For both, a name that was theirs alone in our family. For both, a middle name that looped backwards in time to an ancestress. R back to the recent past, M back to the ancient past. R taking the paternal line, M taking the maternal. Each name full of meaning and history, both.
Before they were an hour old, Mr G was there to greet them, too. Mr B was sick with bronchitis, so had to wait, but that was okay, too. He got to see them soon enough, and welcome them when he was feeling better. Even that has merit. Sometimes, you have to wait for your welcome, but you get it just the same.
Quite a solid mythology, I think. Full of drama and wonder, mystery, just a little danger ... struggle, success, humor, surprises. It makes their entry into our family weighty, mysterious, powerful, and important.
No matter the technical and clinical details, the myth has the truth of it.
Lovely and wonderful. Happy birthday to your little girls!
An important part of our birth stories (mine and my sister's and my daughter's) is who couldn't wait to meet you - the grandparents who drove through the hurricane; the grandmother who said, "I'm not leaving until this baby's born!"; the aunt who was the first to hold you (after mom and dad).
I need to start thinking about the baby's birth story - the birth itself was pretty scary and not what I expected, but all of the other stuff surrounding it was good.

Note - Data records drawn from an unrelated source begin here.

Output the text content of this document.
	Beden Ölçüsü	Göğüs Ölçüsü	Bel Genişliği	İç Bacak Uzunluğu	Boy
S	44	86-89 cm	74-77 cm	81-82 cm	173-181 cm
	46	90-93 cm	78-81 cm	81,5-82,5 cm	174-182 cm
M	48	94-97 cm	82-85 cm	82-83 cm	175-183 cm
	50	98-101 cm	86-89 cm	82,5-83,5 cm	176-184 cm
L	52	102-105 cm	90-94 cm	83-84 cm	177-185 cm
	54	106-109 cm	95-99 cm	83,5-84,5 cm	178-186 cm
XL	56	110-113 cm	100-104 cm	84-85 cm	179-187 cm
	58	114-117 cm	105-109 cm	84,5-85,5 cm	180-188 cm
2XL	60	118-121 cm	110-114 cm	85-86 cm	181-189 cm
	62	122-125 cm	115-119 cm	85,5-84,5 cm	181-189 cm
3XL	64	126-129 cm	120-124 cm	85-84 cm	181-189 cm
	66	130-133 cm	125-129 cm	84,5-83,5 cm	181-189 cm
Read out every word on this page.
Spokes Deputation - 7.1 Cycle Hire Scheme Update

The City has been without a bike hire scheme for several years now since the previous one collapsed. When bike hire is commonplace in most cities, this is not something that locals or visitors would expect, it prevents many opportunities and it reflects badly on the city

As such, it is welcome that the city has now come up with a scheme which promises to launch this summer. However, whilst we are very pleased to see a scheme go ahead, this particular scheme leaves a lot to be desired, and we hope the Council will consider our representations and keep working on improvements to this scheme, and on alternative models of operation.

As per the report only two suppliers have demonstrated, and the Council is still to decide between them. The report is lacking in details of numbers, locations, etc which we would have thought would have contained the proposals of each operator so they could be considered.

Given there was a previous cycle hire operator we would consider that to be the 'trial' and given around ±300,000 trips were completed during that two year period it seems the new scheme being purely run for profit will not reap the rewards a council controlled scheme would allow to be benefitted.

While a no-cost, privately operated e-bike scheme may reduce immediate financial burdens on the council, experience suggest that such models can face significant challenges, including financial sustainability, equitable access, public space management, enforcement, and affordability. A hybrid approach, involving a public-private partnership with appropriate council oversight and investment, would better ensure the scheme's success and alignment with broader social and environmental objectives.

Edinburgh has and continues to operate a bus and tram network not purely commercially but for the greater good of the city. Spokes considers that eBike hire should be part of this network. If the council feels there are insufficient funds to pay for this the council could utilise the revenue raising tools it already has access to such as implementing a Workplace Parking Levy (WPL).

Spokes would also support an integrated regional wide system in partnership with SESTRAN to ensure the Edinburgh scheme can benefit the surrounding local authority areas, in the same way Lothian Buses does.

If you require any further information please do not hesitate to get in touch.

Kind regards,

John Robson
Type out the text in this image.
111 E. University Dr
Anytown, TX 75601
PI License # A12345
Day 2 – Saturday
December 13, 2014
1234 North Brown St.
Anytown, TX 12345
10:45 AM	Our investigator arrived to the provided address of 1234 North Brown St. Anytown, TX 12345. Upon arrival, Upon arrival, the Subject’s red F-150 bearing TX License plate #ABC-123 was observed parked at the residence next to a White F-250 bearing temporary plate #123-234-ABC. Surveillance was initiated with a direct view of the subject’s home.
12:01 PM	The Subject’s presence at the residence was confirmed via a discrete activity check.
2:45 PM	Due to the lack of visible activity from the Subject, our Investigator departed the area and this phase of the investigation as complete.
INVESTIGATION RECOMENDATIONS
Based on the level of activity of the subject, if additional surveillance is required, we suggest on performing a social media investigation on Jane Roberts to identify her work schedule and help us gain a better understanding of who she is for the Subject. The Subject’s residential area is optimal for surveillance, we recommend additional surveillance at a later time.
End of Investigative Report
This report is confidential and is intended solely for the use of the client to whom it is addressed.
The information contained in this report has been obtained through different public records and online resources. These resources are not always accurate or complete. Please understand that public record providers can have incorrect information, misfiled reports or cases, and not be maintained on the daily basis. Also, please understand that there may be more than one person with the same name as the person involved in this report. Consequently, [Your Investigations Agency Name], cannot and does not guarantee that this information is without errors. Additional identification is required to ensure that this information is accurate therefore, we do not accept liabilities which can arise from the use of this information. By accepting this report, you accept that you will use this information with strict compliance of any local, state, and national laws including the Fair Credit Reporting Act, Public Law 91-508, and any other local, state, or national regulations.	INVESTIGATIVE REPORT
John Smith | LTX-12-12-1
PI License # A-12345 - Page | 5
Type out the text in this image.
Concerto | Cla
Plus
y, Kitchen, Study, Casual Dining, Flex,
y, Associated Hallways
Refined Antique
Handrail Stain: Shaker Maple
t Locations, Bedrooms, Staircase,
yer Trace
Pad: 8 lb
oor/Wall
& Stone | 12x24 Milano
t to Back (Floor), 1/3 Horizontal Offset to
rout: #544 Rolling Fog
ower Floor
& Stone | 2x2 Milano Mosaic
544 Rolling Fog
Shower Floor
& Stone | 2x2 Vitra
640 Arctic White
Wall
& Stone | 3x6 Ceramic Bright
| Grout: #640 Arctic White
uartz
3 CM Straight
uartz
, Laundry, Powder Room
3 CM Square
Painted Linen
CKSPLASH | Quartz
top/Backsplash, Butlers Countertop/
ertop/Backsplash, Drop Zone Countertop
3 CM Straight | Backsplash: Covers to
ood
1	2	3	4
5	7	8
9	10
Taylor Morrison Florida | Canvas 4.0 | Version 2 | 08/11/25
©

Posted by: Cathy | November 19, 2008 at 09:36 AM
This made me smile, both for the girls' stories and remembering my kids'. Maya loves that the morning she was born, it was a gorgeous blue fall day with golden leaves all over -- and that a deer was sitting quietly outside unperturbed that I walked by her. For Gavin (since he's only 8mo, we haven't done any official telling yet), I think that the big deal may be that I delivered him myself -- pushed him out so fast (and, my midwife says, so confidently), that the midwife just let me do it.
Happy stuff.
Posted by: meanderwithme | November 19, 2008 at 11:44 AM
In the realm of my life's experiences, being present for those births ranks quite high!
I recall the slightly dumbfounded/frustrated/disappointed/resigned look on your planned OB's face in the hallway, all suited up in scrubs, ready for a birth that already happened. Hee hee hee! He's a good one though, even if he did miss the birth.
I recall, also, your intense, calm focus during the births. Especially when Miss R was being moved around. Model of calm. Model of strength. And humor/lightness.